The hockey house is never quiet. It doesn’t do quiet. It hums—pipes knocking, bass thumping faintly from someone’s room upstairs, the low murmur of voices arguing about something deeply unimportant but treated like a federal issue.
Henry pushes the front door open with his shoulder, duffel bag slung over one arm, goalie stick hooked lazily in his hand. The door sticks like it always does, swollen from humidity and neglect, and he has to give it a second shove before it finally gives way.
“Door’s still busted,” he calls out automatically, like this is new information to anyone.
From the kitchen, someone snorts. “Yeah, Turner, and the sky’s blue.”
Henry drops his bag by the wall, toeing it into its usual spot—right next to the shoe pile that has never once been organized despite multiple attempts and one very aggressive whiteboard schedule that lasted exactly three days. He kicks his sneakers off, adding them to the mess, and rolls his neck once, slow and deliberate. Practice was brutal today. His shoulders still feel it.

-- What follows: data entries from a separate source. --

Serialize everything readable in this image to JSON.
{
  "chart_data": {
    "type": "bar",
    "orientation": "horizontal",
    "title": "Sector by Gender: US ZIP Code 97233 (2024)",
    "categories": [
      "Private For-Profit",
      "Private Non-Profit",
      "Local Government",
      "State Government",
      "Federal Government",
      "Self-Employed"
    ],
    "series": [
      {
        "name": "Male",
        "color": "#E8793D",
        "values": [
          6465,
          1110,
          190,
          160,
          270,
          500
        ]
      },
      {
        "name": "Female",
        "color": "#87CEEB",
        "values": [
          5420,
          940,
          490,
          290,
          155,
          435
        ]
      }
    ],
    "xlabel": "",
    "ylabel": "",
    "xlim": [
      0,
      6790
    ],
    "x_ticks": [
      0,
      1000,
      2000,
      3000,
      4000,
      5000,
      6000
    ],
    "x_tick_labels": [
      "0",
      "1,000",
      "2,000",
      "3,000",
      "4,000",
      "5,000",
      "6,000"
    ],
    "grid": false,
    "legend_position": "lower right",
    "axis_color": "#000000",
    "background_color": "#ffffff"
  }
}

The living room is a disaster in the familiar, comforting way. A couch that’s seen too much. A coffee table littered with empty protein shaker bottles, a half-finished deck of cards, someone’s phone buzzing nonstop. The TV’s on, muted, a hockey game playing that no one is actually watching.

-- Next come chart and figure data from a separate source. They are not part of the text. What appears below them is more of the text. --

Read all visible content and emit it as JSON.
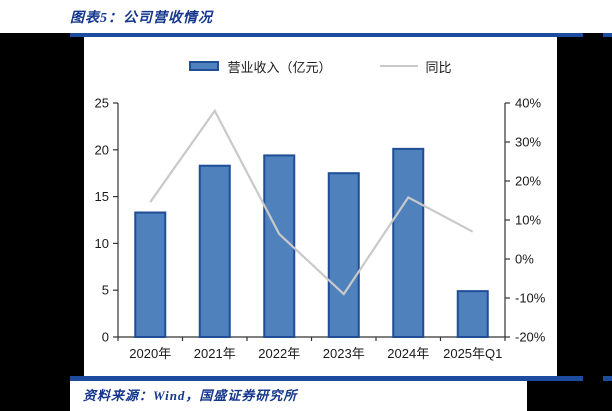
{
  "page": {
    "title": "图表5：公司营收情况",
    "source": "资料来源：Wind，国盛证券研究所"
  },
  "legend": {
    "bar_label": "营业收入（亿元）",
    "line_label": "同比"
  },
  "colors": {
    "navy_text": "#15368d",
    "rule": "#1c4ba0",
    "bar_fill": "#4f81bd",
    "bar_border": "#1f4e96",
    "line": "#c9c9c9",
    "axis": "#333333"
  },
  "chart_data": {
    "type": "bar",
    "subtype": "bar+line combo, dual axis",
    "categories": [
      "2020年",
      "2021年",
      "2022年",
      "2023年",
      "2024年",
      "2025年Q1"
    ],
    "series": [
      {
        "name": "营业收入（亿元）",
        "type": "bar",
        "axis": "left",
        "values": [
          13.3,
          18.3,
          19.4,
          17.5,
          20.1,
          4.9
        ]
      },
      {
        "name": "同比",
        "type": "line",
        "axis": "right",
        "values": [
          14.6,
          38.0,
          6.4,
          -9.0,
          15.8,
          7.0
        ]
      }
    ],
    "left_axis": {
      "min": 0,
      "max": 25,
      "step": 5,
      "ticks": [
        "0",
        "5",
        "10",
        "15",
        "20",
        "25"
      ]
    },
    "right_axis": {
      "min": -20,
      "max": 40,
      "step": 10,
      "ticks": [
        "-20%",
        "-10%",
        "0%",
        "10%",
        "20%",
        "30%",
        "40%"
      ]
    },
    "title": "图表5：公司营收情况",
    "xlabel": "",
    "ylabel_left": "营业收入（亿元）",
    "ylabel_right": "同比",
    "grid": false,
    "legend_position": "top-center"
  }
}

Henry moves through it all like it’s muscle memory—because it is.
“Turner!” someone yells. “You alive?”
“Unfortunately,” Henry replies, deadpan, as he heads toward the kitchen.
That gets a laugh.
The kitchen smells like takeout and burnt something. Two of the guys are leaned against the counter, forks in hand, eating straight from containers. One’s sitting on the counter itself, legs swinging, completely unbothered by the fact that this has been declared unsanitary approximately a thousand times.

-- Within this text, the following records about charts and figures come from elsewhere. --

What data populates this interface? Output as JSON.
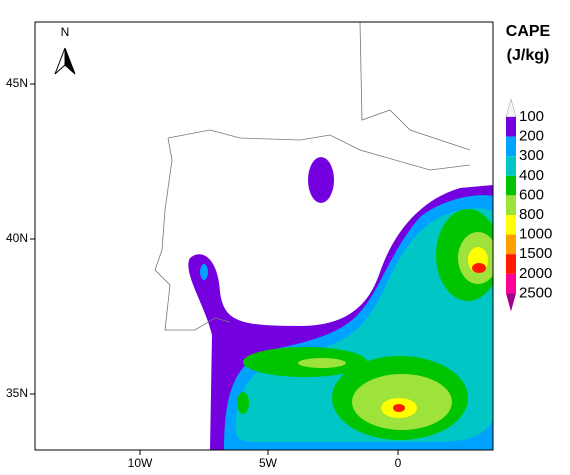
{
  "map": {
    "north_label": "N",
    "legend": {
      "title": "CAPE",
      "units": "(J/kg)",
      "levels": [
        100,
        200,
        300,
        400,
        600,
        800,
        1000,
        1500,
        2000,
        2500
      ],
      "colors": [
        "#f4f4f4",
        "#7400e0",
        "#00a2ff",
        "#00c6c6",
        "#00c400",
        "#9ee33c",
        "#ffff00",
        "#ffa000",
        "#ff1a00",
        "#ff0096",
        "#a0008c"
      ]
    },
    "lat_labels": [
      "45N",
      "40N",
      "35N"
    ],
    "lon_labels": [
      "10W",
      "5W",
      "0"
    ]
  }
}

Henry opens the fridge, scans it with low expectations, and exhales through his nose.
“Who drank the last chocolate milk?” he asks, not looking up.
There’s a beat.
Then: “It was communal.”
Henry closes the fridge slowly. Turns around. Raises an eyebrow.
“You mean mine.”
One of them holds up a hand in surrender. “We’ll get more.”
“You said that last time.”
“And we meant it.”
Henry just shakes his head, but he’s smiling now, faint and crooked. This is how it always is. Complaining without any real heat behind it. Comfortable. Easy.
He grabs a water instead and leans back against the counter, listening as the conversation shifts—practice tomorrow, a party someone’s trying to convince them to go to, a long-running argument about which team’s defense is overrated this season.
Henry doesn’t talk much at first. He never does. He’s the kind of presence that fills space without demanding it. When he does speak, people listen—not because he’s loud, but because what he says usually matters.
“Coach is gonna be pissed if we’re late again,” he says eventually, calm but firm.
A chorus of groans answers him.
“Turner’s right,” someone mutters. “Hate that.”
Henry smirks. “You love it.”
Someone tosses a crumpled napkin at his shoulder. He catches it without looking and flicks it into the trash like it’s nothing.
They drift back into the living room together, collapsing into couches and chairs and the floor. Someone hands Henry a controller. He takes it automatically, settling in with long legs stretched out, posture relaxed for once. The tension in his shoulders eases a little.
This—this is his favorite part of the day. Not the ice. Not the games. This in-between space. The mess. The noise. The people who know him well enough to give him crap and trust him anyway.
At some point, someone flops down beside him, knocking their shoulder into his.
“You good?” they ask, casual.
Henry nods. “Yeah. Just tired.”
There’s no follow-up interrogation. No pressure. Just a quiet understanding.
The house keeps buzzing around him—laughter, trash talk, someone yelling from upstairs to keep it down. Henry leans back, controller loose in his hands, and lets it all wash over him.
For all its chaos, the hockey house feels like home.